Editorial: EU Trade - Up Against the Deadline
Update 137. December 2009 / January 2010
At the end of January, Peruvian, Colombian and European negotiators failed to reach agreements in negotiations to create a Free Trade Agreement. With the May deadline set to sign agreements at the European Union (EU)-Latin America and Caribbean summit in Madrid fast approaching, some fancy footwork will be required to seal the deal.
In all probability this will mean concessions on the Peruvian side in their attempt to negotiate a bilateral agreement that will cover trade and investment rules. A further meeting will now probably be arranged for late this month or in March.
So far as Peru is concerned, the outstanding issues include a deal over sources of origin for fishery products caught by European boats in waters more than twelve miles from the Peruvian coast.
The agreement will apparently no longer include additional protection periods for patents on European pharmaceutical products sold in Peru. This had been a bone of contention since it would have made it more difficult for Peruvians to access cheaper generic products. Instead negotiators have settled on something similar to the FTA with the United States in which some intellectual property provisions were amended to provide greater flexibility for Peru on the issue of medicines.

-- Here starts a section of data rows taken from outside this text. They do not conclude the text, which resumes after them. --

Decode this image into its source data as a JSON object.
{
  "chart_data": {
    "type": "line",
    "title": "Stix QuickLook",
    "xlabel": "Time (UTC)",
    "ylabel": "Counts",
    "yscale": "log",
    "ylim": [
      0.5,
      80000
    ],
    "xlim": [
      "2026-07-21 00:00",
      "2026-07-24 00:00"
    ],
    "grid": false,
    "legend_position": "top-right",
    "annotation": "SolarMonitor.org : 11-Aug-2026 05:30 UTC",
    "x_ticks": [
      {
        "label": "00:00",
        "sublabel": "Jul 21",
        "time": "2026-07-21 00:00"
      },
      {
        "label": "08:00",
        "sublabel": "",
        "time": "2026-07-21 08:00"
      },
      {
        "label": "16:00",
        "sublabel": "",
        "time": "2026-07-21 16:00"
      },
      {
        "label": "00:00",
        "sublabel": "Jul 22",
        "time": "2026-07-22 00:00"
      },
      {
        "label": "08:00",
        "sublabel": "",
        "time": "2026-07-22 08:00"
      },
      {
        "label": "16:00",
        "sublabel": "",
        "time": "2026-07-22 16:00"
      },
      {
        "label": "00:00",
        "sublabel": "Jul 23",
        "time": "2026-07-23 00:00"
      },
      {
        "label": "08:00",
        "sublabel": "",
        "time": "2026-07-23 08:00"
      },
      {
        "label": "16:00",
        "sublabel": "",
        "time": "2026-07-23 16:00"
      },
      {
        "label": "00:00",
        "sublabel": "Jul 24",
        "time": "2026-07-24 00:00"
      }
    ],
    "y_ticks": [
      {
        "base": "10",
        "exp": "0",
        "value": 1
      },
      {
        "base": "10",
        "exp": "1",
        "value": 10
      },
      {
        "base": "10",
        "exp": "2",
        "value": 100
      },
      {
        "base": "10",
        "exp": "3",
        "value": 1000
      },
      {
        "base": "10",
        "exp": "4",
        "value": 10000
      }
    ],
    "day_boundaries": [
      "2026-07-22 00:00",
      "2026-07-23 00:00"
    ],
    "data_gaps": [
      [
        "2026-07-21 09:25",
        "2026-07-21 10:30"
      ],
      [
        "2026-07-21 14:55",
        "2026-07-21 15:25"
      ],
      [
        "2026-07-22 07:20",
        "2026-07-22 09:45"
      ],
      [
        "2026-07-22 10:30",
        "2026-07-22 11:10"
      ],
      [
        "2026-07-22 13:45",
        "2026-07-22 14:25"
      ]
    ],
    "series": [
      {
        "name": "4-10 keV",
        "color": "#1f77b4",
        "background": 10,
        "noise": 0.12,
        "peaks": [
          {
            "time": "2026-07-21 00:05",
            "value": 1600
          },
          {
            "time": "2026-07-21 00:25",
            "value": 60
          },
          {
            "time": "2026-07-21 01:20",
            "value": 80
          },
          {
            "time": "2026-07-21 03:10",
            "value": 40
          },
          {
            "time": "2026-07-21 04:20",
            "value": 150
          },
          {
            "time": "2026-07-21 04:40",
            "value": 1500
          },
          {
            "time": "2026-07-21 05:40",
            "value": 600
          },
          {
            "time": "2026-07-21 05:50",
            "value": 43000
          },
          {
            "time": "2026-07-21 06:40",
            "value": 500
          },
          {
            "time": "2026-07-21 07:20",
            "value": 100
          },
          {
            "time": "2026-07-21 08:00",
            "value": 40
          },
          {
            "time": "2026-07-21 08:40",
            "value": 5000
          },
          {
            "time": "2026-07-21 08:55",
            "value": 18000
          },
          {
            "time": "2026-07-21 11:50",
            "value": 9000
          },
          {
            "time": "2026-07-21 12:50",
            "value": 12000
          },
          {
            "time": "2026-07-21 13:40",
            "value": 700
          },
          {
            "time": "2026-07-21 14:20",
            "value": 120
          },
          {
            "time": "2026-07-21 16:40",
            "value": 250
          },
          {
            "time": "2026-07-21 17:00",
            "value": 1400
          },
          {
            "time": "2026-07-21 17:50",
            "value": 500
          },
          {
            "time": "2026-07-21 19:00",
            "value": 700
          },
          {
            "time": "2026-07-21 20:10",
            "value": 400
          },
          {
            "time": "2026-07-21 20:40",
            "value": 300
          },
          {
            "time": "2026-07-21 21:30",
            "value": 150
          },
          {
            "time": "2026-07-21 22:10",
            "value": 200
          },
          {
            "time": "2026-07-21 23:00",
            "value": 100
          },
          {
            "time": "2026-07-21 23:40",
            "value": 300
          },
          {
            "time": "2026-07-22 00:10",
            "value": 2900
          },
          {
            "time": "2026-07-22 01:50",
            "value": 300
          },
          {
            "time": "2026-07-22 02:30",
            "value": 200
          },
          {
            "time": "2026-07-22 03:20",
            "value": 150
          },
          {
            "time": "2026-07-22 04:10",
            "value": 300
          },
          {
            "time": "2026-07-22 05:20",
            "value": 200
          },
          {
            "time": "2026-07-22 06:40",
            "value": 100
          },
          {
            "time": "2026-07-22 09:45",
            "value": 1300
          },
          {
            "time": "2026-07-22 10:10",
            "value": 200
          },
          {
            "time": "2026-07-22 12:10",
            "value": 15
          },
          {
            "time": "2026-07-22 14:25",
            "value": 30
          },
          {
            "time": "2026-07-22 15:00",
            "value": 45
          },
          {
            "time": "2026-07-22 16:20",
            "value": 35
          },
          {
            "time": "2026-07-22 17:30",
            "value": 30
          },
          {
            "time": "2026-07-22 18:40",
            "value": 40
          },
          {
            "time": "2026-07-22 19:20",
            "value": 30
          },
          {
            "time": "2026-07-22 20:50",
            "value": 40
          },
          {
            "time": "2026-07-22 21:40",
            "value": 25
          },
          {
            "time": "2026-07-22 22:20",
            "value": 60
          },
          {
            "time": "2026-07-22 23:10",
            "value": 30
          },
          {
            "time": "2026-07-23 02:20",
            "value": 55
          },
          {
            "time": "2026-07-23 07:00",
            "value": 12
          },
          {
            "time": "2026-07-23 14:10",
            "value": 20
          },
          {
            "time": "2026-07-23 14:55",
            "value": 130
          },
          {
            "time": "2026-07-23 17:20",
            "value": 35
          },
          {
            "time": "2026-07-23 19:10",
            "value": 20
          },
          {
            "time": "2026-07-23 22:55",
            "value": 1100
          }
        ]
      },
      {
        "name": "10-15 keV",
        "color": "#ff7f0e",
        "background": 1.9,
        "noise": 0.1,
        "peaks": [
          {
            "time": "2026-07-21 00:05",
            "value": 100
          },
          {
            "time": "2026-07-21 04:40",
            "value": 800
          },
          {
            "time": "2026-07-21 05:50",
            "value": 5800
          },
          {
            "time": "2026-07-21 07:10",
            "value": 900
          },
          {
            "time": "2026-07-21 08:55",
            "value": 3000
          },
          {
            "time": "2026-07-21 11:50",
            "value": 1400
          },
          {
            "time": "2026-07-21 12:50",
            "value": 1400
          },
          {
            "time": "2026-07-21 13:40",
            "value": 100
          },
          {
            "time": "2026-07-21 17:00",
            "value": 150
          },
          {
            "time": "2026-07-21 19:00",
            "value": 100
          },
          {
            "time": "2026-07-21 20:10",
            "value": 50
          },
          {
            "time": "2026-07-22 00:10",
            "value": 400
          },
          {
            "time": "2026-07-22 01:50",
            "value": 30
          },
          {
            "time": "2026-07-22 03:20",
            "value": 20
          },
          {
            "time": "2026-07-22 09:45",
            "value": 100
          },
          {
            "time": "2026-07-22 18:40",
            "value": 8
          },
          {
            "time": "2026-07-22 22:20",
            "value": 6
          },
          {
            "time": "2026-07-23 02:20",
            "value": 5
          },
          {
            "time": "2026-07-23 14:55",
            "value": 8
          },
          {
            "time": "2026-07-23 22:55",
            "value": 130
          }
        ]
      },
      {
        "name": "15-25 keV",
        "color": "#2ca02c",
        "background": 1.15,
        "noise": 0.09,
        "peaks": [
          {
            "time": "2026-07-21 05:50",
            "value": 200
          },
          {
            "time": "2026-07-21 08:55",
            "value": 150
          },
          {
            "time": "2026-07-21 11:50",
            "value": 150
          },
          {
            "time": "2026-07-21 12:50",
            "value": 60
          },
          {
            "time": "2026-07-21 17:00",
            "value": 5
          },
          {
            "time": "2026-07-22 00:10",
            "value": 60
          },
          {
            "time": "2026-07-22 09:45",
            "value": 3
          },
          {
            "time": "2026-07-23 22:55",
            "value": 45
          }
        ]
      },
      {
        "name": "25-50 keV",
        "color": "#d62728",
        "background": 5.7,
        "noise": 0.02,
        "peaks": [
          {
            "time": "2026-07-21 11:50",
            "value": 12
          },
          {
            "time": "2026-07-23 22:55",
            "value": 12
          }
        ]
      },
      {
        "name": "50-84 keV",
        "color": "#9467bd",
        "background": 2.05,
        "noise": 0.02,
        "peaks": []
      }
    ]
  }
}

Other points that could not be adequately resolved in the latest negotiating round included access into the EU market for organic bananas, rice and sugar. The agriculturalists' grouping Conveagro is concerned that the deal will damage Peruvian producers of coffee, dairy products and olive oil.
Under the Toledo and García governments, Peru has pursued an aggressive policy of trade liberalisation deals, so far mainly with Asian and North American countries. The FTA with the United States is held partly responsible for the legislation on land ownership in the Amazon region that provoked the violent confrontation between police and indigenous protestors in Bagua last year in which at least 30 people lost their lives. This appears not to have deterred the Peruvian government, since an FTA with China has been signed which is due to come into force in March in which no mention is made of environmental or labour standards.
Originally the EU-Peru FTA was supposed to be bloc-to-bloc between the EU and the Andean Community (CAN), but it proved impossible to achieve unity between the Andean countries. First, the Bolivians were reluctant to sign up to what was a purely trade liberalisation agreement. Then Ecuador withdrew from the negotiations, primarily because of disagreements with the EU over bananas, one of its key agricultural exports.
As was the case with the FTA with the United States, the FTA with the EU is partly about trade, but it is also about investment. Just as one of the attractions for American companies was the safeguards for US investors in Peru, the same is true of the EU agreement. Companies registered in EU countries have been in the vanguard in investing in Peru over the last 20 years, in the forefront those from Spain and the United Kingdom.
While framework agreements with the EU include clauses that help protect human and political rights, the trade liberalisation agreement will make it more difficult for future governments to amend investment conditions conceded to European companies. This is of particular concern in the case of extractive industries in the Amazon and highlands of Peru, many of which have trampled on the rights of peoples living in their vicinity. Future governments will find it harder to change the conditions under which extractive companies are allowed to operate.